Santa Rita, a lifelong football fan, is currently a master’s student at the Pontifical University of Minas Gerais in Belo Horizonte, Brazil. Although a believer in the sport’s ability to breathe life into Brazilian society, he also sees the ways football has been traditionally used as a tool to sway the public.
“Football here in Brazil turns political when the morale of the population is down,” he said. “Football can mitigate, can elevate the population’s spirit, affecting political outcomes, especially in elections.”
Football has often been described as a 90-minute escape from all the inconveniences of life. And no one has given the globe escapes like Brazil’s ‘Seleção’. Dazzled by legends such as Pele, Garrincha, Socrates, and Ronaldo, the nation is the undisputed king of the sport, all with a borderline defiant style of the jogo bonito, the beautiful game.
Yet, no matter the world’s rose-tinted expectation of kids kicking the ball around the alleys of São Paulo or the beautiful beaches of Rio, the country’s greatest sport has ties to darker times.
Santa Rita points towards a controversial figure of Brazil’s past, Getúlio Vargas, the 14th and 17th president of Brazil as the starting block. Vargas came to power after the corrupt government of the 1920s. He created the Estado Novo, an authoritarian regime that puts a focus on nationalism to win support.
“Vargas wanted to create a national symbol for Brazil. Football and samba, various cultural symbols people took for granted, and Vargas’ government used them well,” Santa Rita said. “He was responsible for football being the national symbol for Brazil, he crafted it.”
“They say that politics and football don’t relate with each other but that’s a great lie,” Santa Rita said.
Currently, Maria Eduarda Azeredo, a 24-year-old Brazilian international relations graduate, sees ultranationalism fuelled far-right conservatism as a key profiteer of football’s importance to Brazil.
“What we have is the Bolsonarista appropriation of the national team jersey, an ownership,” Azeredo said. “This is pure integralism, psychological in nature and symbolic.”

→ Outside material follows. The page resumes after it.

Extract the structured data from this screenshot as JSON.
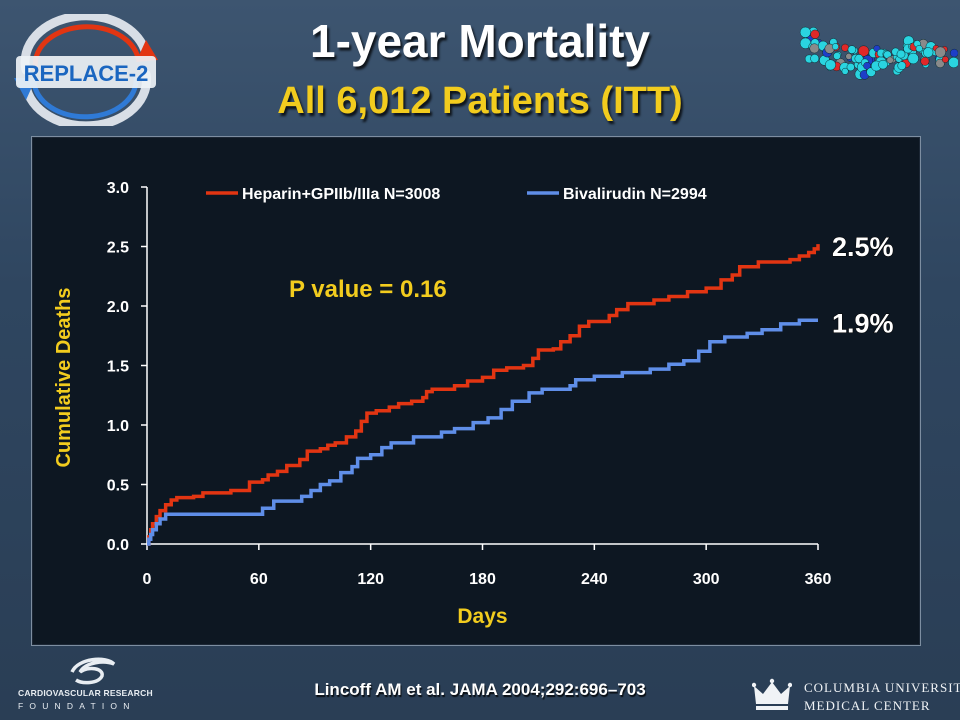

“And of course, we have football, the famous bread and circus, a huge event for Brazilians and they end up forgetting these fundamental issues to just enjoy the show,” she said.
“It is not the first time that Brazil has had extreme right-wing politicians who claim this discourse,” Azeredo said. “This discourse of family, god, and tradition is due to complex long-term cultural factors in Brazil.”
It wasn’t always like this. A brighter yesterday harbours in Azeredo’s memories.
“The most striking memory was of fraternization and unity, everyone was there to cheer for the team and the country,” she said. “The schools and streets in the neighbourhood were always decorated with the colours of the national flag. We felt a union, passion, and fun.”
Meg Stalcup, associate professor of anthropology at Ottawa University, never watched sports while growing up. That all changed after travelling to Brazil for a World Cup.
“The whole country stopped for the World Cup. I was with a caravan of Brazilian friends driving through the interior of the country for the final,” Stalcup said. “We stopped in a very small town. People put TVs in the windows and turned them to the streets so that everyone could watch.”
Stalcup, who received a master’s degree in biological sciences at the Federal University of Rio de Janeiro, believes the sport’s greatest quality was and remains its genuine appeal, regardless of which forces wielded it.
“Football is a real, shared heritage in Brazil, and a success that for many years the country could feel was theirs,” she said. “The kind of football that Pelé made famous came to represent something the nation could hold its head high.”
Stalcup is unsure whether the Canarinho can ever return to its former status of just being the jersey of Brazil’s team.
“The camisa da seleção, the flag, even wearing the colours of the flag, is now something a segment of the population will avoid to not be mistaken for supporters of Bolsonaro,” she said. “There have been efforts to reclaim it but it remains to be seen if these will be successful.”